Methods Phytochemical analysis of LCEE was conducted using qualitative analysis, liquid chromatography-mass spectrometry (LC-MS), and high-performance thin-layer chromatography (HPTLC). The active constituents of LCEE were identified through network pharmacology analysis, followed by molecular docking. The therapeutic mechanism was validated in a UC rat model using 42 male Wistar rats (200 – 250 g) induced by 2,4,6-trinitrobenzene sulfonic acid (TNBS). Rats were randomly divided into seven groups (n = 6 per group): normal control (NC), ethanol control (EC), disease control (DC), three doses of LCEE treatment low dose LCEE (100 mg/kg), medium dose LCEE (200 mg/kg), and high dose LCEE (400 mg/kg), p.o., and dexamethasone (DEX, 2 mg/kg, p.o.) groups. Following TNBS-induced UC (120 mg/kg, intrarectally), rats were treated orally for 28 d. Disease severity was assessed through body weight changes, disease activity index (DAI), colon weight, colon length, and morphological scores. Haematological parameters, enzymatic antioxidants, nitric oxide (NO), myeloperoxidase (MPO), and inflammatory cytokines were measured in the serum and colon tissues. Gene expressions of tumor necrosis factor (TNF)-α, epidermal growth factor receptor (EGFR), signal transducer and activator of transcription 3 (STAT3), and B-cell lymphoma 2 (Bcl-2) were analyzed by quantitative reverse transcription polymerase chain reaction (qRT-PCR). Histopathological alterations in the colon tissues were evaluated using hematoxylin and eosin (HE), Giemsa, and periodic acid-schiff staining (PAS).
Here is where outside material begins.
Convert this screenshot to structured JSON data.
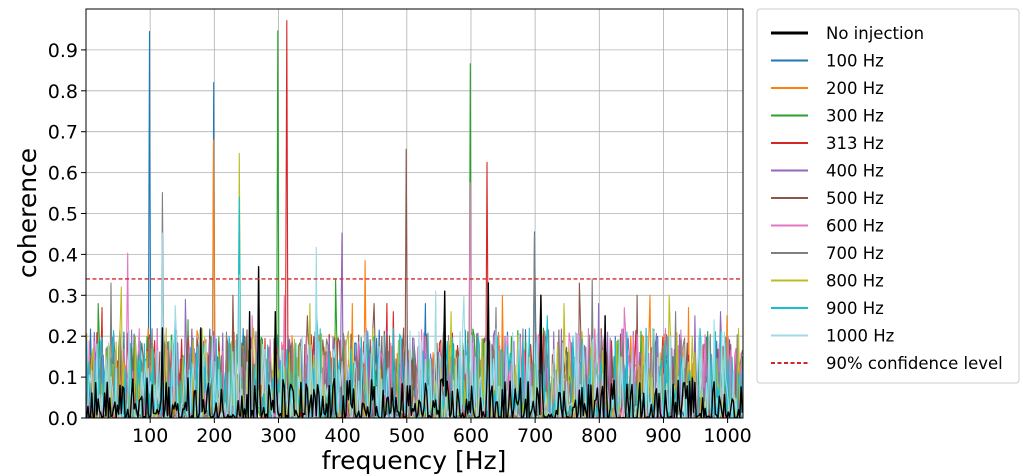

Results LC-MS analysis identified 13 phytoconstituents in LCEE, and HPTLC analysis confirmed the presence of ursolic acid, geniposide, and chlorogenic acid. Network pharmacological analysis identified 152 potential therapeutic targets with TNF, STAT3, Bcl-2, albumin (ALB), and EGFR as the top 5 hub targets. Molecular docking revealed strong binding affinities of LCEE phytoconstituents with key inflammatory and apoptotic targets: linaroside with TNF-α (– 6.1 kcal/mol), ursolic acid with STAT3 (– 6.8 kcal/mol) and Bcl-2 (– 8.7 kcal/mol), and cirsiliol with EGFR (– 8.2 kcal/mol), comparable to DEX. LCEE treatment significantly increased body weights and thymus weight, while significantly reducing colon weight, spleen weight, and DAI scores. Haematological parameters showed significant improvements with increased haemoglobin, red blood cells, and platelet count, and decreased white blood cells counts. Antioxidants markers were significantly improved with increased glutathione, superoxide dismutase, and catalase levels, and decreased malondialdehyde levels. LCEE significantly reduced NO and MPO levels and inflammatory cytokines including TNF-α, interleukin (IL)-1β, nuclear factor kappa-B (NF-κB), IL-6, and IL-12 compared with TNBS treated rats. LCEE downregulated the gene expression levels of TNF-α, EGFR, and STAT3, while upregulating Bcl-2 expression level, indicating modulation of inflammation and apoptosis pathways. Histological evaluation confirmed that after LECC treatment, mucosal ulcers and inflammatory cell infiltration decreased.

Conclusion The findings suggest that Lantana camara may serve as a medicinal plant to alleviate UC and offer an investigational basis for the clinical utilization of Lantana camara.